This Tool Turns Any Wikipedia Topic Into an Interactive Timeline
See when events happened in comparison to each other.

It can be useful, while studying any topic, to get an overview of when major events happened relative to each other. History textbooks commonly use a timeline for this—a chronological chart that shows when various events happened. WikiTimeline is a free website that uses a large language model to turn any Wikipedia article into a visual timeline you can use to see major events in a sequence.
Wikipedia's open nature means there's all kinds of third party tools that use the articles in interesting ways. There's WikiTok, a sort of TikTok for Wikipedia, which allows you to scroll through articles to learn topics at random. WikiTimeline is another tool like that, putting the free and open information into a new context. To get started, just head to the home page and search for anything—you will see suggested articles.

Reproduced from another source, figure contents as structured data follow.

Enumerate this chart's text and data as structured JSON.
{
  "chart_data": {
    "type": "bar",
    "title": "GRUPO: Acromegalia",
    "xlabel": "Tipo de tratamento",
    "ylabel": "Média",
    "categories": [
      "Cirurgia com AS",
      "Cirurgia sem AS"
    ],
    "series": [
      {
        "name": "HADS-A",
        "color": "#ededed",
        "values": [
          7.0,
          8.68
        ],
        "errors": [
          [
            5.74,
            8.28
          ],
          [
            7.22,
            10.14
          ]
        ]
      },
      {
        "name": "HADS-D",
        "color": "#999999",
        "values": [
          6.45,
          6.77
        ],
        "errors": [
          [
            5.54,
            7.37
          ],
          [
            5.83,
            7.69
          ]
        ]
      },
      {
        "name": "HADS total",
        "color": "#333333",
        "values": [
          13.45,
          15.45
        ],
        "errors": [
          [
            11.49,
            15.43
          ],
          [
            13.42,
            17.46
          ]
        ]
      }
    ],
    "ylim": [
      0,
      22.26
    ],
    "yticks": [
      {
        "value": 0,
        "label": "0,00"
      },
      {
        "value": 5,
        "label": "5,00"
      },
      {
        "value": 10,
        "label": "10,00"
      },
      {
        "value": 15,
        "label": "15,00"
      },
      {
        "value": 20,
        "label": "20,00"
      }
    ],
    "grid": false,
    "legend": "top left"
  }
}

Select the article you want to turn into a timeline. WikiTimeline will scan the article, note everything in the article that happened on a particular date, then compile it all into a timeline. You can start exploring right away. You can click any item to read a few more details, typically the year and a one-sentence summary of the event. You can zoom in and out, depending on how crowded the timeline is, and you can use the arrows on the side to jump between events. You can also add multiple articles to one timeline, allowing you to compare the relative history of two people or organizations.
Credit: Justin Pot
You can then copy the URL to your timeline and share it. An embed code is offered if you want to put the timeline on a website. There's even the option to customize the color scheme, if you want.
Credit: Justin Pot
As for the timelines themselves, they're pretty good. I'd say they're useful as a quick study aid than anything as authoritative as the timelines in a history textbook. And all of the usual nuances that apply to large language models are relevant here—it might get facts wrong or miss certain things. The product's about page recommends actually reading the Wikipedia article: "Our tool is meant to be a visual aid and should not be used as the sole source of information."
In other words, it's probably best to think of this tool as a visual supplement. It's a potentially useful one, though.